One year of wandering, now a return

More than a year ago, I fell while I was running. Somehow the blood running down my elbow dislodged a deep sadness within me. The sadness was the hole in me where my writing used to be. But I took it as an insight that aerospace engineering was not the right course for me. I limped back to my aerospace job, bandaged my arm and leg, and let a deep well of sadness open up within me. After I quit three months later, I felt like I never wanted to return to engineering.

But my boyfriend would not let me forget my engineering background as I wandered toward writing.

“Don’t you think you should give it another try?”

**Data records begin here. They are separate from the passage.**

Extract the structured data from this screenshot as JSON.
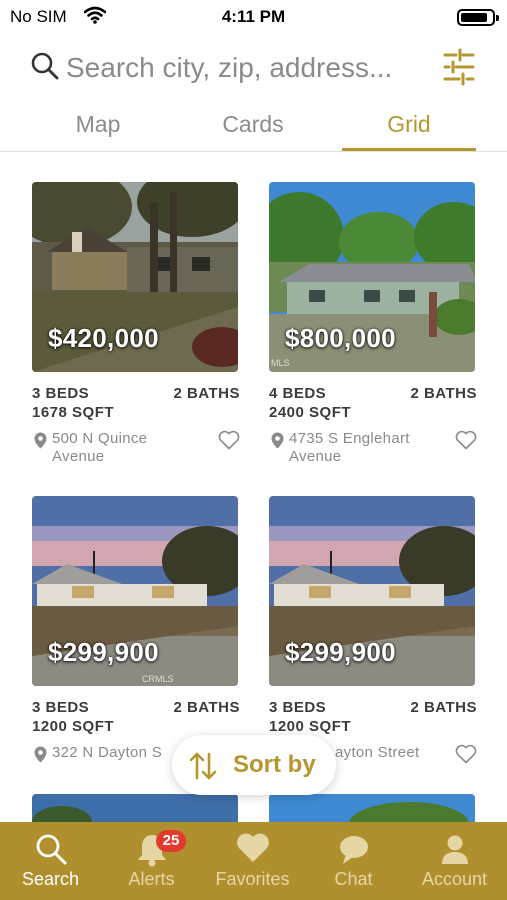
{
  "status_bar": {
    "carrier": "No SIM",
    "time": "4:11 PM"
  },
  "search": {
    "placeholder": "Search city, zip, address..."
  },
  "tabs": [
    {
      "label": "Map",
      "active": false
    },
    {
      "label": "Cards",
      "active": false
    },
    {
      "label": "Grid",
      "active": true
    }
  ],
  "listings": [
    {
      "price": "$420,000",
      "beds": "3 BEDS",
      "baths": "2 BATHS",
      "sqft": "1678 SQFT",
      "address": "500 N Quince Avenue",
      "watermark": ""
    },
    {
      "price": "$800,000",
      "beds": "4 BEDS",
      "baths": "2 BATHS",
      "sqft": "2400 SQFT",
      "address": "4735 S Englehart Avenue",
      "watermark": "MLS"
    },
    {
      "price": "$299,900",
      "beds": "3 BEDS",
      "baths": "2 BATHS",
      "sqft": "1200 SQFT",
      "address": "322 N Dayton S",
      "watermark": "CRMLS"
    },
    {
      "price": "$299,900",
      "beds": "3 BEDS",
      "baths": "2 BATHS",
      "sqft": "1200 SQFT",
      "address": "ayton Street",
      "watermark": ""
    }
  ],
  "sort_button": {
    "label": "Sort by"
  },
  "bottom_nav": [
    {
      "label": "Search",
      "icon": "search-icon",
      "active": true
    },
    {
      "label": "Alerts",
      "icon": "bell-icon",
      "badge": "25"
    },
    {
      "label": "Favorites",
      "icon": "heart-icon"
    },
    {
      "label": "Chat",
      "icon": "chat-bubble-icon"
    },
    {
      "label": "Account",
      "icon": "person-icon"
    }
  ],
  "colors": {
    "accent": "#b5962f",
    "nav_bg": "#b08f2e",
    "badge": "#e23b2e"
  }
}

“There are lots of different parts to aerospace that you haven’t tried yet.”

“You might like it.”

Every time he said this, I remembered my fall. I would check my right elbow again to see if the scar was still there, reminding me. In my mind, engineering had made me betray my lifelong goal of writing. I wasn’t sure that I was ready to forgive engineering for that.

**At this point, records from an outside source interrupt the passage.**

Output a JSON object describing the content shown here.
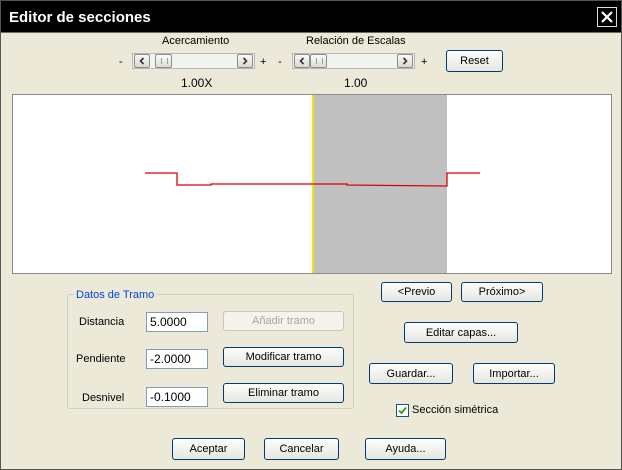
{
  "window": {
    "title": "Editor de secciones"
  },
  "zoom": {
    "label": "Acercamiento",
    "minus": "-",
    "plus": "+",
    "value": "1.00X"
  },
  "scale": {
    "label": "Relación de Escalas",
    "minus": "-",
    "plus": "+",
    "value": "1.00"
  },
  "reset_label": "Reset",
  "nav": {
    "prev_label": "<Previo",
    "next_label": "Próximo>"
  },
  "segment": {
    "group_title": "Datos de Tramo",
    "distancia_label": "Distancia",
    "distancia_value": "5.0000",
    "pendiente_label": "Pendiente",
    "pendiente_value": "-2.0000",
    "desnivel_label": "Desnivel",
    "desnivel_value": "-0.1000",
    "add_label": "Añadir tramo",
    "modify_label": "Modificar tramo",
    "delete_label": "Eliminar tramo"
  },
  "actions": {
    "edit_layers_label": "Editar capas...",
    "save_label": "Guardar...",
    "import_label": "Importar...",
    "symmetric_label": "Sección simétrica",
    "symmetric_checked": true
  },
  "footer": {
    "accept_label": "Aceptar",
    "cancel_label": "Cancelar",
    "help_label": "Ayuda..."
  },
  "colors": {
    "title_bar": "#000000",
    "section_line": "#dd0000",
    "centerline": "#f0e020",
    "shaded_band": "#c0c0c0",
    "group_title": "#0046d5"
  },
  "icons": {
    "close": "close-icon",
    "arrow_left": "chevron-left-icon",
    "arrow_right": "chevron-right-icon",
    "check": "checkmark-icon"
  }
}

Except, I heard an excellent opportunity right after I quit.

At the Space Entrepreneurs meetup, a company owner and CEO told me about his aerospace systems engineering company. It had a unique setup, where all the employees were contractors (and technically owned their own companies). The company had a weird set of expertise that culminated in an understanding of complex aerospace systems. These people were the architects of such systems, defining the engineering vision. The ideas called to me, as did the flexible hours, high pay, and ability to take months off at a time (…to write…?)

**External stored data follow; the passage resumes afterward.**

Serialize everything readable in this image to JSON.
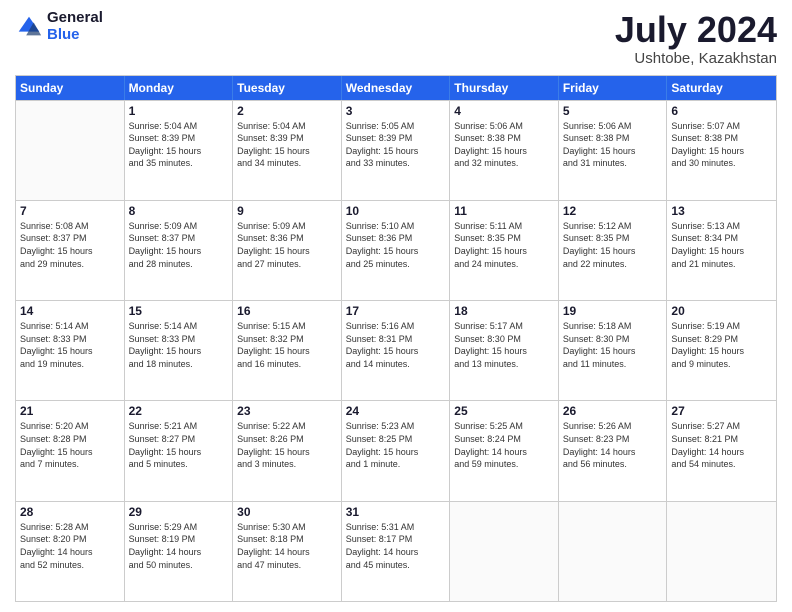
{
  "logo": {
    "general": "General",
    "blue": "Blue"
  },
  "title": "July 2024",
  "location": "Ushtobe, Kazakhstan",
  "header_days": [
    "Sunday",
    "Monday",
    "Tuesday",
    "Wednesday",
    "Thursday",
    "Friday",
    "Saturday"
  ],
  "weeks": [
    [
      {
        "day": "",
        "info": ""
      },
      {
        "day": "1",
        "info": "Sunrise: 5:04 AM\nSunset: 8:39 PM\nDaylight: 15 hours\nand 35 minutes."
      },
      {
        "day": "2",
        "info": "Sunrise: 5:04 AM\nSunset: 8:39 PM\nDaylight: 15 hours\nand 34 minutes."
      },
      {
        "day": "3",
        "info": "Sunrise: 5:05 AM\nSunset: 8:39 PM\nDaylight: 15 hours\nand 33 minutes."
      },
      {
        "day": "4",
        "info": "Sunrise: 5:06 AM\nSunset: 8:38 PM\nDaylight: 15 hours\nand 32 minutes."
      },
      {
        "day": "5",
        "info": "Sunrise: 5:06 AM\nSunset: 8:38 PM\nDaylight: 15 hours\nand 31 minutes."
      },
      {
        "day": "6",
        "info": "Sunrise: 5:07 AM\nSunset: 8:38 PM\nDaylight: 15 hours\nand 30 minutes."
      }
    ],
    [
      {
        "day": "7",
        "info": "Sunrise: 5:08 AM\nSunset: 8:37 PM\nDaylight: 15 hours\nand 29 minutes."
      },
      {
        "day": "8",
        "info": "Sunrise: 5:09 AM\nSunset: 8:37 PM\nDaylight: 15 hours\nand 28 minutes."
      },
      {
        "day": "9",
        "info": "Sunrise: 5:09 AM\nSunset: 8:36 PM\nDaylight: 15 hours\nand 27 minutes."
      },
      {
        "day": "10",
        "info": "Sunrise: 5:10 AM\nSunset: 8:36 PM\nDaylight: 15 hours\nand 25 minutes."
      },
      {
        "day": "11",
        "info": "Sunrise: 5:11 AM\nSunset: 8:35 PM\nDaylight: 15 hours\nand 24 minutes."
      },
      {
        "day": "12",
        "info": "Sunrise: 5:12 AM\nSunset: 8:35 PM\nDaylight: 15 hours\nand 22 minutes."
      },
      {
        "day": "13",
        "info": "Sunrise: 5:13 AM\nSunset: 8:34 PM\nDaylight: 15 hours\nand 21 minutes."
      }
    ],
    [
      {
        "day": "14",
        "info": "Sunrise: 5:14 AM\nSunset: 8:33 PM\nDaylight: 15 hours\nand 19 minutes."
      },
      {
        "day": "15",
        "info": "Sunrise: 5:14 AM\nSunset: 8:33 PM\nDaylight: 15 hours\nand 18 minutes."
      },
      {
        "day": "16",
        "info": "Sunrise: 5:15 AM\nSunset: 8:32 PM\nDaylight: 15 hours\nand 16 minutes."
      },
      {
        "day": "17",
        "info": "Sunrise: 5:16 AM\nSunset: 8:31 PM\nDaylight: 15 hours\nand 14 minutes."
      },
      {
        "day": "18",
        "info": "Sunrise: 5:17 AM\nSunset: 8:30 PM\nDaylight: 15 hours\nand 13 minutes."
      },
      {
        "day": "19",
        "info": "Sunrise: 5:18 AM\nSunset: 8:30 PM\nDaylight: 15 hours\nand 11 minutes."
      },
      {
        "day": "20",
        "info": "Sunrise: 5:19 AM\nSunset: 8:29 PM\nDaylight: 15 hours\nand 9 minutes."
      }
    ],
    [
      {
        "day": "21",
        "info": "Sunrise: 5:20 AM\nSunset: 8:28 PM\nDaylight: 15 hours\nand 7 minutes."
      },
      {
        "day": "22",
        "info": "Sunrise: 5:21 AM\nSunset: 8:27 PM\nDaylight: 15 hours\nand 5 minutes."
      },
      {
        "day": "23",
        "info": "Sunrise: 5:22 AM\nSunset: 8:26 PM\nDaylight: 15 hours\nand 3 minutes."
      },
      {
        "day": "24",
        "info": "Sunrise: 5:23 AM\nSunset: 8:25 PM\nDaylight: 15 hours\nand 1 minute."
      },
      {
        "day": "25",
        "info": "Sunrise: 5:25 AM\nSunset: 8:24 PM\nDaylight: 14 hours\nand 59 minutes."
      },
      {
        "day": "26",
        "info": "Sunrise: 5:26 AM\nSunset: 8:23 PM\nDaylight: 14 hours\nand 56 minutes."
      },
      {
        "day": "27",
        "info": "Sunrise: 5:27 AM\nSunset: 8:21 PM\nDaylight: 14 hours\nand 54 minutes."
      }
    ],
    [
      {
        "day": "28",
        "info": "Sunrise: 5:28 AM\nSunset: 8:20 PM\nDaylight: 14 hours\nand 52 minutes."
      },
      {
        "day": "29",
        "info": "Sunrise: 5:29 AM\nSunset: 8:19 PM\nDaylight: 14 hours\nand 50 minutes."
      },
      {
        "day": "30",
        "info": "Sunrise: 5:30 AM\nSunset: 8:18 PM\nDaylight: 14 hours\nand 47 minutes."
      },
      {
        "day": "31",
        "info": "Sunrise: 5:31 AM\nSunset: 8:17 PM\nDaylight: 14 hours\nand 45 minutes."
      },
      {
        "day": "",
        "info": ""
      },
      {
        "day": "",
        "info": ""
      },
      {
        "day": "",
        "info": ""
      }
    ]
  ]
}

Despite my need to leave aerospace, this aerospace opportunity became my measuring stick. Would I like this freelancing job as much as that contracting one? Would I be able to live the lifestyle I wanted, like the contracting job would allow me to do? Nothing really held up in comparison, though I applied and was rejected by other jobs anyway. And then I drove Uber for a while, the perfect job for the uncommitted.

Then I stopped doing everything. In writing my memoir, I had unearthed some old memories. They seared through me and left me in a haze. It seemed like the only way to heal was to stay in the house and read science fiction books all day. I read three books by Guy Gavriel Kay in two weeks. I distracted myself; I grieved for my past self, who gave up her ability to argue – in order to make someone else happy. I wouldn’t leave the house because other people made my skin feel raw.

In all this chaos and confusion, a clear thought came to me. I’m ready to seize the opportunity put in front of me nearly a year ago. I emailed the company owner, saying I hoped that he remembered me after all this time.

He did. The opportunity was not lost. It was waiting for me to be ready.